“Être aidant, c’est passer sous un rouleau compresseur”

À l’âge de 62 ans, Evelyne apprend que son mari souffre d’une maladie rare : l’amylose, qui peut toucher un ou plusieurs organes (le cœur, les reins, le foie…). Elle raconte le parcours du combattant qu’elle mène depuis une douzaine d’années aux côtés de son époux, avec ses périodes de découragement, de solitude, mais aussi d’espoir.

“Amylose ? Lorsque le diagnostic a été posé, je n’avais jamais entendu ce mot-là de ma vie. J’étais encore active ; mon métier d’analyste-programmatrice en informatique me passionnait. Dès le début de la maladie de mon époux, j’ai été prise dans un tourbillon. L’accompagner à ses rendez-vous médicaux, passer des heures dans les salles d’attente ou les couloirs des hôpitaux, attendre l’avis des médecins… Tout cela est extrêmement stressant, d’autant qu’il n’existait à l’époque aucun traitement médicamenteux. Ensemble, nous avons renoncé aux projets de voyage que nous avions faits pour notre retraite ; moi, j’ai commencé à mettre de côté ma santé, mes envies, mes loisirs.

J’étais prise dans un rouleau compresseur, je n’avais plus le temps de réfléchir à rien, mais je n’avais pas le choix : je devais aller de l’avant. Plus je voyais l’état de mon mari se dégrader, moins j’avais envie de voir les gens et de leur raconter ma vie, car rien n’évoluait.

Chaque mois, pendant 8 mois, nous avions rendez-vous à l’hôpital pour faire le point avec l’équipe médicale… qui ne prenait jamais aucune décision tranchée. Je courais partout mais, en même temps, je me sentais totalement impuissante ! C’était tellement difficile à supporter qu’un jour j’ai tapé du poing sur la table en leur disant : “Maintenant, il faut choisir !” Quatre mois après, mon mari bénéficiait d’une double-greffe cœur et foie.

Durant sa convalescence en maison de repos, j’allais le voir tous les après-midi ; je faisais entre 1h et 1h30 de trajet à l’aller comme au retour. Certains soirs, c’était tout juste si j’avais la force de rentrer… J’étais épuisée ! Tout le monde m’appelait pour prendre de ses nouvelles et le téléphone n’arrêtait pas de sonner. Sur les conseils de ma fille, j’ai pris l’initiative d’envoyer un mail groupé régulièrement, pour ne pas avoir à répéter sans cesse les mêmes choses. Quand on est aidant, il faut aussi être en mesure d’encaisser certaines phrases, comme celle de ce médecin réanimateur qui, un jour, m’a lancé : “Vous savez, dans mon service, il n’y a qu’un patient sur deux qui en ressort vivant !”.

A la suite de cela, nous avons profité d’un peu de répit pour sortir, voir nos proches, aller au théâtre… sans jamais aller très loin car mon époux se fatigue vite. Au bout de cinq ans et demi, il a fallu mettre en place un nouveau protocole de traitement par perfusion toutes les trois semaines. Lorsqu’il a été opéré du dos en 2020, j’ai dû faire installer un lit médicalisé dans le salon et gérer le planning des infirmières qui venaient pour les soins quotidiens : c’est toute une organisation ! En revanche, je me suis toujours refusée à faire moi-même la toilette de mon mari. Par pudeur comme par respect pour lui ; lui-même tenait à m’épargner ça.

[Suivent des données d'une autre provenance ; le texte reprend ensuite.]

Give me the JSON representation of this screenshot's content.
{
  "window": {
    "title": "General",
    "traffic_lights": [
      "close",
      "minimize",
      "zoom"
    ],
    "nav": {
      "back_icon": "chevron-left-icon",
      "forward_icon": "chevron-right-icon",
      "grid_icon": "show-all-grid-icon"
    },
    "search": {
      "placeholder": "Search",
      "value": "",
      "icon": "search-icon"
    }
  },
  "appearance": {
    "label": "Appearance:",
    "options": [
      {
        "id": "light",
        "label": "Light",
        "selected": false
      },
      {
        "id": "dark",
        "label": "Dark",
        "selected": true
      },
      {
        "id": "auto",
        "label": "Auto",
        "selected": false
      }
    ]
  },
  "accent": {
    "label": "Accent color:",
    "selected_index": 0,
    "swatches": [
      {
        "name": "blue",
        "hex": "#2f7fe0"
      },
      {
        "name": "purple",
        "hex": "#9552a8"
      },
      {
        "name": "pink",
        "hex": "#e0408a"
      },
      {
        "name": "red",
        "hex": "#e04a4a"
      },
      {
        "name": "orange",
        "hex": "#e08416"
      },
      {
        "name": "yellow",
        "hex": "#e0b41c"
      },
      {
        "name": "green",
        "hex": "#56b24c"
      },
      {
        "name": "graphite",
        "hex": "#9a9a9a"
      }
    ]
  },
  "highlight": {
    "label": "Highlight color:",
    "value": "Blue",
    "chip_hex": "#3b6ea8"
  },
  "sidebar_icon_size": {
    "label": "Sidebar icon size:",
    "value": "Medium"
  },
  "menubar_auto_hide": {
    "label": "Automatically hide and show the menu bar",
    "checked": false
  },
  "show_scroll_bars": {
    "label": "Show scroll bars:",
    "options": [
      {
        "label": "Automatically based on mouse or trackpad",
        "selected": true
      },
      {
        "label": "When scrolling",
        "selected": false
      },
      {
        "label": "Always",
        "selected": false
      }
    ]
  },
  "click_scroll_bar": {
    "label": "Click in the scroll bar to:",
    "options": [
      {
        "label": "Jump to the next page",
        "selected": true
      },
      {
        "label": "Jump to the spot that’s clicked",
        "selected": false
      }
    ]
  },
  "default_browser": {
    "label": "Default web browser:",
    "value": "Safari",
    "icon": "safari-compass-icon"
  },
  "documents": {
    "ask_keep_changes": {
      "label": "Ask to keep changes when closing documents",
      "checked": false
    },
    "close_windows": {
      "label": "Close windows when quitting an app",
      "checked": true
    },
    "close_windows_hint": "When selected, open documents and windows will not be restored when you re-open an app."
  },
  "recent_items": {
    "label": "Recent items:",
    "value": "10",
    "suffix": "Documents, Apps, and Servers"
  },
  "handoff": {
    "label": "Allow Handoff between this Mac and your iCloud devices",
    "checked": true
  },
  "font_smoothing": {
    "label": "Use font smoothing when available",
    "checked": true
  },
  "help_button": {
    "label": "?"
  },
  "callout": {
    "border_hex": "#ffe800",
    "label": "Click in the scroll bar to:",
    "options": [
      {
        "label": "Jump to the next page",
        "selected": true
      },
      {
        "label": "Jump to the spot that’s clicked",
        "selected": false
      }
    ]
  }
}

Depuis que nous nous sommes rapprochés de l’Association française contre l’amylose, nous multiplions les rencontres entre malades. J’ai même co-rédigé avec des psychologues un livret spécialement dédié au rôle d’aidant et me suis investie dans la dernière Journée mondiale contre l’amylose en octobre dernier. Cela m’a permis de réfléchir sur moi-même… et de prendre la mesure de tout ce que j’avais fait par amour pour mon époux. C’est ainsi que je me suis rendue compte que je devais me ménager du temps pour faire ce que j’aime : marcher dans la forêt, voir mes amies, lire, boire un thé tranquillement… Tout ce qui m’a tant manqué au début mais qui sont autant de choses indispensables pour ne pas craquer !”.